Legislation

Search OpenLegislation Statutes
This entry was published on 2016-07-29
The selection dates indicate all change milestones for the entire volume, not just the location being viewed. Specifying a milestone date will retrieve the most recent version of the location before that date.
SECTION 1754
Hearing and trial 1
Surrogate's Court Procedure Act (SCP) CHAPTER 59-A, ARTICLE 17-A
§ 1754. Hearing and trial

1. Upon a petition for the appointment of a guardian of a person who
is intellectually disabled or person who is developmentally disabled
eighteen years of age or older, the court shall conduct a hearing at
which such person shall have the right to jury trial. The right to a
jury trial shall be deemed waived by failure to make a demand therefor.
The court may in its discretion dispense with a hearing for the
appointment of a guardian, and may in its discretion appoint a guardian
ad litem, or the mental hygiene legal service if such person is a
resident of a mental hygiene facility as defined in subdivision (a) of
section 47.01 of the mental hygiene law, to recommend whether the
appointment of a guardian as proposed in the application is in the best
interest of the person who is intellectually disabled or person who is
developmentally disabled, provided however, that such application has
been made by:

(a) both parents or the survivor; or

(b) one parent and the consent of the other parent; or

(c) any interested party and the consent of each parent.

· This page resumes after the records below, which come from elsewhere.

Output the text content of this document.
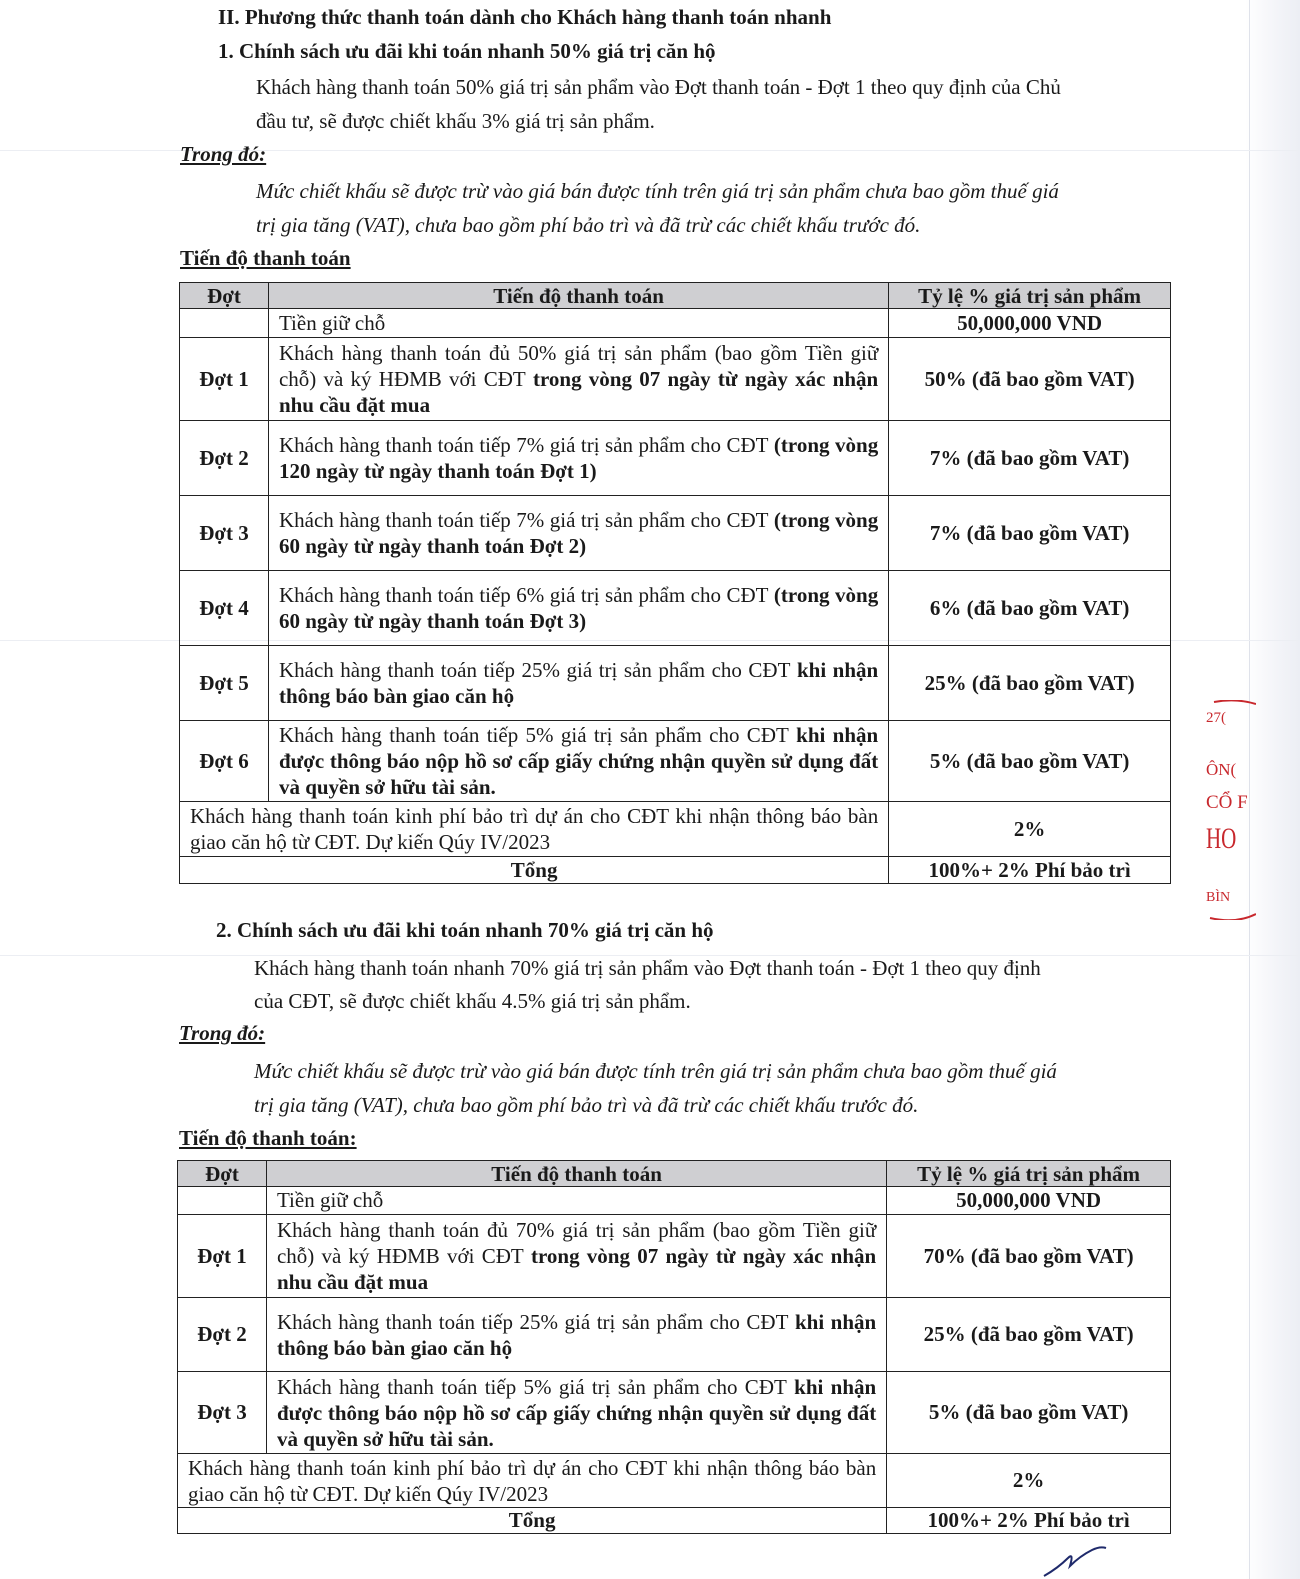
II. Phương thức thanh toán dành cho Khách hàng thanh toán nhanh
1. Chính sách ưu đãi khi toán nhanh 50% giá trị căn hộ
Khách hàng thanh toán 50% giá trị sản phẩm vào Đợt thanh toán - Đợt 1 theo quy định của Chủ
đầu tư, sẽ được chiết khấu 3% giá trị sản phẩm.
Trong đó:
Mức chiết khấu sẽ được trừ vào giá bán được tính trên giá trị sản phẩm chưa bao gồm thuế giá
trị gia tăng (VAT), chưa bao gồm phí bảo trì và đã trừ các chiết khấu trước đó.
Tiến độ thanh toán
Đợt	Tiến độ thanh toán	Tỷ lệ % giá trị sản phẩm
	Tiền giữ chỗ	50,000,000 VND
Đợt 1	Khách hàng thanh toán đủ 50% giá trị sản phẩm (bao gồm Tiền giữ chỗ) và ký HĐMB với CĐT trong vòng 07 ngày từ ngày xác nhận nhu cầu đặt mua	50% (đã bao gồm VAT)
Đợt 2	Khách hàng thanh toán tiếp 7% giá trị sản phẩm cho CĐT (trong vòng 120 ngày từ ngày thanh toán Đợt 1)	7% (đã bao gồm VAT)
Đợt 3	Khách hàng thanh toán tiếp 7% giá trị sản phẩm cho CĐT (trong vòng 60 ngày từ ngày thanh toán Đợt 2)	7% (đã bao gồm VAT)
Đợt 4	Khách hàng thanh toán tiếp 6% giá trị sản phẩm cho CĐT (trong vòng 60 ngày từ ngày thanh toán Đợt 3)	6% (đã bao gồm VAT)
Đợt 5	Khách hàng thanh toán tiếp 25% giá trị sản phẩm cho CĐT khi nhận thông báo bàn giao căn hộ	25% (đã bao gồm VAT)
Đợt 6	Khách hàng thanh toán tiếp 5% giá trị sản phẩm cho CĐT khi nhận được thông báo nộp hồ sơ cấp giấy chứng nhận quyền sử dụng đất và quyền sở hữu tài sản.	5% (đã bao gồm VAT)
Khách hàng thanh toán kinh phí bảo trì dự án cho CĐT khi nhận thông báo bàn giao căn hộ từ CĐT. Dự kiến Qúy IV/2023		2%
Tổng		100%+ 2% Phí bảo trì
2. Chính sách ưu đãi khi toán nhanh 70% giá trị căn hộ
Khách hàng thanh toán nhanh 70% giá trị sản phẩm vào Đợt thanh toán - Đợt 1 theo quy định
của CĐT, sẽ được chiết khấu 4.5% giá trị sản phẩm.
Trong đó:
Mức chiết khấu sẽ được trừ vào giá bán được tính trên giá trị sản phẩm chưa bao gồm thuế giá
trị gia tăng (VAT), chưa bao gồm phí bảo trì và đã trừ các chiết khấu trước đó.
Tiến độ thanh toán:
Đợt	Tiến độ thanh toán	Tỷ lệ % giá trị sản phẩm
	Tiền giữ chỗ	50,000,000 VND
Đợt 1	Khách hàng thanh toán đủ 70% giá trị sản phẩm (bao gồm Tiền giữ chỗ) và ký HĐMB với CĐT trong vòng 07 ngày từ ngày xác nhận nhu cầu đặt mua	70% (đã bao gồm VAT)
Đợt 2	Khách hàng thanh toán tiếp 25% giá trị sản phẩm cho CĐT khi nhận thông báo bàn giao căn hộ	25% (đã bao gồm VAT)
Đợt 3	Khách hàng thanh toán tiếp 5% giá trị sản phẩm cho CĐT khi nhận được thông báo nộp hồ sơ cấp giấy chứng nhận quyền sử dụng đất và quyền sở hữu tài sản.	5% (đã bao gồm VAT)
Khách hàng thanh toán kinh phí bảo trì dự án cho CĐT khi nhận thông báo bàn giao căn hộ từ CĐT. Dự kiến Qúy IV/2023		2%
Tổng		100%+ 2% Phí bảo trì
27(
ÔN(
CỔ F
HO
BÌN
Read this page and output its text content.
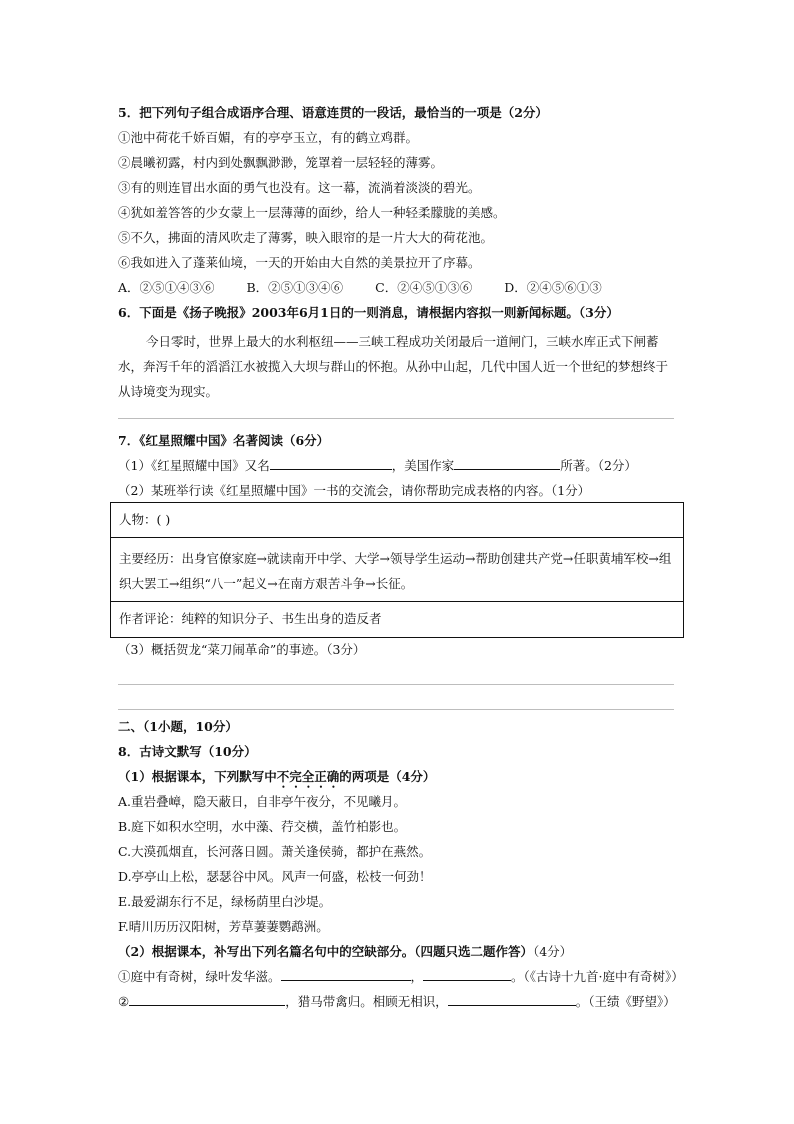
5．把下列句子组合成语序合理、语意连贯的一段话，最恰当的一项是（2分）
①池中荷花千娇百媚，有的亭亭玉立，有的鹤立鸡群。
②晨曦初露，村内到处飘飘渺渺，笼罩着一层轻轻的薄雾。
③有的则连冒出水面的勇气也没有。这一幕，流淌着淡淡的碧光。
④犹如羞答答的少女蒙上一层薄薄的面纱，给人一种轻柔朦胧的美感。
⑤不久，拂面的清风吹走了薄雾，映入眼帘的是一片大大的荷花池。
⑥我如进入了蓬莱仙境，一天的开始由大自然的美景拉开了序幕。
A．②⑤①④③⑥	B．②⑤①③④⑥	C．②④⑤①③⑥	D．②④⑤⑥①③
6．下面是《扬子晚报》2003年6月1日的一则消息，请根据内容拟一则新闻标题。（3分）
今日零时，世界上最大的水利枢纽——三峡工程成功关闭最后一道闸门，三峡水库正式下闸蓄水，奔泻千年的滔滔江水被揽入大坝与群山的怀抱。从孙中山起，几代中国人近一个世纪的梦想终于从诗境变为现实。
7．《红星照耀中国》名著阅读（6分）
（1）《红星照耀中国》又名	，美国作家	所著。（2分）
（2）某班举行读《红星照耀中国》一书的交流会，请你帮助完成表格的内容。（1分）
人物：( )
主要经历：出身官僚家庭→就读南开中学、大学→领导学生运动→帮助创建共产党→任职黄埔军校→组织大罢工→组织“八一”起义→在南方艰苦斗争→长征。
作者评论：纯粹的知识分子、书生出身的造反者
（3）概括贺龙“菜刀闹革命”的事迹。（3分）
二、（1小题，10分）
8．古诗文默写（10分）
（1）根据课本，下列默写中不完全正确的两项是（4分）
A.重岩叠嶂，隐天蔽日，自非亭午夜分，不见曦月。
B.庭下如积水空明，水中藻、荇交横，盖竹柏影也。
C.大漠孤烟直，长河落日圆。萧关逢侯骑，都护在燕然。
D.亭亭山上松，瑟瑟谷中风。风声一何盛，松枝一何劲！
E.最爱湖东行不足，绿杨荫里白沙堤。
F.晴川历历汉阳树，芳草萋萋鹦鹉洲。
（2）根据课本，补写出下列名篇名句中的空缺部分。（四题只选二题作答）（4分）
①庭中有奇树，绿叶发华滋。	，	。（《古诗十九首·庭中有奇树》）
②	，猎马带禽归。相顾无相识，	。（王绩《野望》）
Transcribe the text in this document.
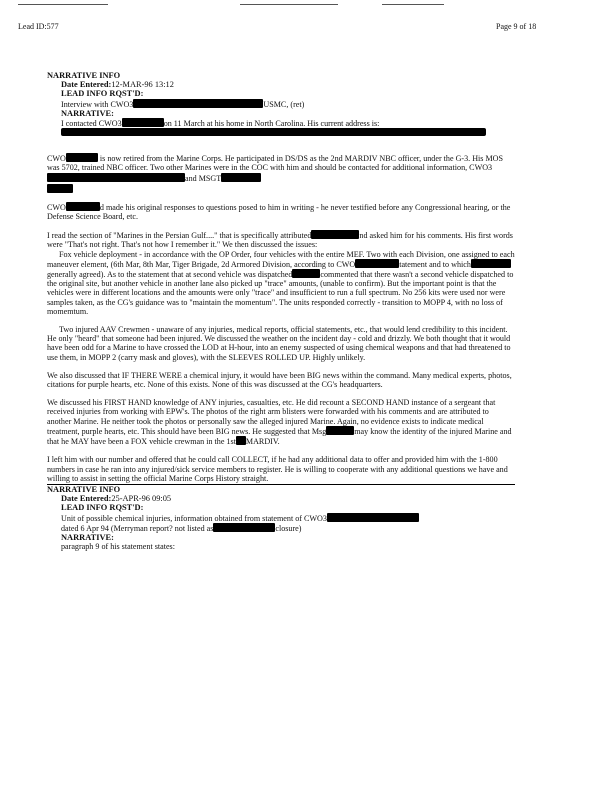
Lead ID:577	Page 9 of 18
NARRATIVE INFO
Date Entered:12-MAR-96 13:12
LEAD INFO RQST'D:

Interview with CWO3	USMC, (ret)

NARRATIVE:

I contacted CWO3	on 11 March at his home in North Carolina. His current address is:

CWO	is now retired from the Marine Corps. He participated in DS/DS as the 2nd MARDIV NBC officer, under the G-3. His MOS was 5702, trained NBC officer. Two other Marines were in the COC with him and should be contacted for additional information, CWO3and MSGT

CWO	d made his original responses to questions posed to him in writing - he never testified before any Congressional hearing, or the Defense Science Board, etc.

I read the section of "Marines in the Persian Gulf...." that is specifically attributed	nd asked him for his comments. His first words were "That's not right. That's not how I remember it." We then discussed the issues:
Fox vehicle deployment - in accordance with the OP Order, four vehicles with the entire MEF. Two with each Division, one assigned to each maneuver element, (6th Mar, 8th Mar, Tiger Brigade, 2d Armored Division, according to CWO	tatement and to whichgenerally agreed). As to the statement that at second vehicle was dispatched	commented that there wasn't a second vehicle dispatched to the original site, but another vehicle in another lane also picked up "trace" amounts, (unable to confirm). But the important point is that the vehicles were in different locations and the amounts were only "trace" and insufficient to run a full spectrum. No 256 kits were used nor were samples taken, as the CG's guidance was to "maintain the momentum". The units responded correctly - transition to MOPP 4, with no loss of momemtum.

Two injured AAV Crewmen - unaware of any injuries, medical reports, official statements, etc., that would lend credibility to this incident. He only "heard" that someone had been injured. We discussed the weather on the incident day - cold and drizzly. We both thought that it would have been odd for a Marine to have crossed the LOD at H-hour, into an enemy suspected of using chemical weapons and that had threatened to use them, in MOPP 2 (carry mask and gloves), with the SLEEVES ROLLED UP. Highly unlikely.

We also discussed that IF THERE WERE a chemical injury, it would have been BIG news within the command. Many medical experts, photos, citations for purple hearts, etc. None of this exists. None of this was discussed at the CG's headquarters.

We discussed his FIRST HAND knowledge of ANY injuries, casualties, etc. He did recount a SECOND HAND instance of a sergeant that received injuries from working with EPW's. The photos of the right arm blisters were forwarded with his comments and are attributed to another Marine. He neither took the photos or personally saw the alleged injured Marine. Again, no evidence exists to indicate medical treatment, purple hearts, etc. This should have been BIG news. He suggested that Msg	may know the identity of the injured Marine and that he MAY have been a FOX vehicle crewman in the 1st MARDIV.

I left him with our number and offered that he could call COLLECT, if he had any additional data to offer and provided him with the 1-800 numbers in case he ran into any injured/sick service members to register. He is willing to cooperate with any additional questions we have and willing to assist in setting the official Marine Corps History straight.

NARRATIVE INFO
Date Entered:25-APR-96 09:05
LEAD INFO RQST'D:

Unit of possible chemical injuries, information obtained from statement of CWO3
dated 6 Apr 94 (Merryman report? not listed as	closure)

NARRATIVE:

paragraph 9 of his statement states:
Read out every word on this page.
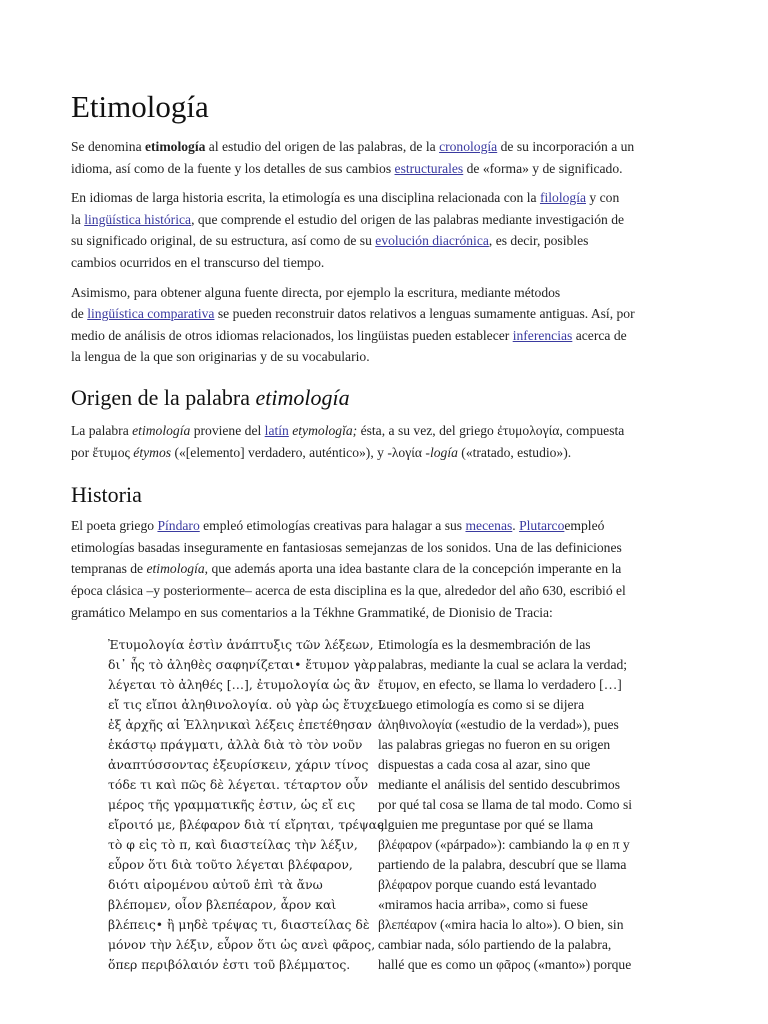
Etimología

Se denomina etimología al estudio del origen de las palabras, de la cronología de su incorporación a un
idioma, así como de la fuente y los detalles de sus cambios estructurales de «forma» y de significado.

En idiomas de larga historia escrita, la etimología es una disciplina relacionada con la filología y con
la lingüística histórica, que comprende el estudio del origen de las palabras mediante investigación de
su significado original, de su estructura, así como de su evolución diacrónica, es decir, posibles
cambios ocurridos en el transcurso del tiempo.

Asimismo, para obtener alguna fuente directa, por ejemplo la escritura, mediante métodos
de lingüística comparativa se pueden reconstruir datos relativos a lenguas sumamente antiguas. Así, por
medio de análisis de otros idiomas relacionados, los lingüistas pueden establecer inferencias acerca de
la lengua de la que son originarias y de su vocabulario.

Origen de la palabra etimología

La palabra etimología proviene del latín etymologĭa; ésta, a su vez, del griego ἐτυμολογία, compuesta
por ἔτυμος étymos («[elemento] verdadero, auténtico»), y -λογία -logía («tratado, estudio»).

Historia

El poeta griego Píndaro empleó etimologías creativas para halagar a sus mecenas. Plutarcoempleó
etimologías basadas inseguramente en fantasiosas semejanzas de los sonidos. Una de las definiciones
tempranas de etimología, que además aporta una idea bastante clara de la concepción imperante en la
época clásica –y posteriormente– acerca de esta disciplina es la que, alrededor del año 630, escribió el
gramático Melampo en sus comentarios a la Tékhne Grammatiké, de Dionisio de Tracia:

Ἐτυμολογία ἐστὶν ἀνάπτυξις τῶν λέξεων,
δι᾽ ἧς τὸ ἀληθὲς σαφηνίζεται• ἔτυμον γὰρ
λέγεται τὸ ἀληθές […], ἐτυμολογία ὡς ἂν
εἴ τις εἴποι ἀληθινολογία. οὐ γὰρ ὡς ἔτυχεν
ἐξ ἀρχῆς αἱ Ἑλληνικαὶ λέξεις ἐπετέθησαν
ἑκάστῳ πράγματι, ἀλλὰ διὰ τὸ τὸν νοῦν
ἀναπτύσσοντας ἐξευρίσκειν, χάριν τίνος
τόδε τι καὶ πῶς δὲ λέγεται. τέταρτον οὖν
μέρος τῆς γραμματικῆς ἐστιν, ὡς εἴ εις
εἴροιτό με, βλέφαρον διὰ τί εἴρηται, τρέψας
τὸ φ εἰς τὸ π, καὶ διαστείλας τὴν λέξιν,
εὗρον ὅτι διὰ τοῦτο λέγεται βλέφαρον,
διότι αἰρομένου αὐτοῦ ἐπὶ τὰ ἄνω
βλέπομεν, οἷον βλεπέαρον, ἆρον καὶ
βλέπεις• ἢ μηδὲ τρέψας τι, διαστείλας δὲ
μόνον τὴν λέξιν, εὗρον ὅτι ὡς ανεὶ φᾶρος,
ὅπερ περιβόλαιόν ἐστι τοῦ βλέμματος.
Etimología es la desmembración de las
palabras, mediante la cual se aclara la verdad;
ἔτυμον, en efecto, se llama lo verdadero […]
Luego etimología es como si se dijera
ἀληθινολογία («estudio de la verdad»), pues
las palabras griegas no fueron en su origen
dispuestas a cada cosa al azar, sino que
mediante el análisis del sentido descubrimos
por qué tal cosa se llama de tal modo. Como si
alguien me preguntase por qué se llama
βλέφαρον («párpado»): cambiando la φ en π y
partiendo de la palabra, descubrí que se llama
βλέφαρον porque cuando está levantado
«miramos hacia arriba», como si fuese
βλεπέαρον («mira hacia lo alto»). O bien, sin
cambiar nada, sólo partiendo de la palabra,
hallé que es como un φᾶρος («manto») porque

2. When it shall appear to the satisfaction of the court that a parent
or parents not joining in or consenting to the application have
abandoned the person who is intellectually disabled or person who is
developmentally disabled or are not otherwise required to receive
notice, the court may dispense with such parent's consent in determining
the need to conduct a hearing for a person under the age of eighteen.
However, if the consent of both parents or the surviving parent is
dispensed with by the court, a hearing shall be held on the application.

3. If a hearing is conducted, the person who is intellectually
disabled or person who is developmentally disabled shall be present
unless it shall appear to the satisfaction of the court on the
certification of the certifying physician that the person who is
intellectually disabled or person who is developmentally disabled is
medically incapable of being present to the extent that attendance is
likely to result in physical harm to such person who is intellectually
disabled or person who is developmentally disabled, or under such other
circumstances which the court finds would not be in the best interest of
the person who is intellectually disabled or person who is
developmentally disabled.

4. If either a hearing is dispensed with pursuant to subdivisions one
and two of this section or the person who is intellectually disabled or
person who is developmentally disabled is not present at the hearing
pursuant to subdivision three of this section, the court may appoint a
guardian ad litem if no mental hygiene legal service attorney is
authorized to act on behalf of the person who is intellectually disabled
or person who is developmentally disabled. The guardian ad litem or
mental hygiene legal service attorney, if appointed, shall personally
interview the person who is intellectually disabled or person who is
developmentally disabled and shall submit a written report to the court.

5. If, upon conclusion of such hearing or jury trial or if none be
held upon the application, the court is satisfied that the best
interests of the person who is intellectually disabled or person who is
developmentally disabled will be promoted by the appointment of a
guardian of the person or property, or both, it shall make a decree
naming such person or persons to serve as such guardians.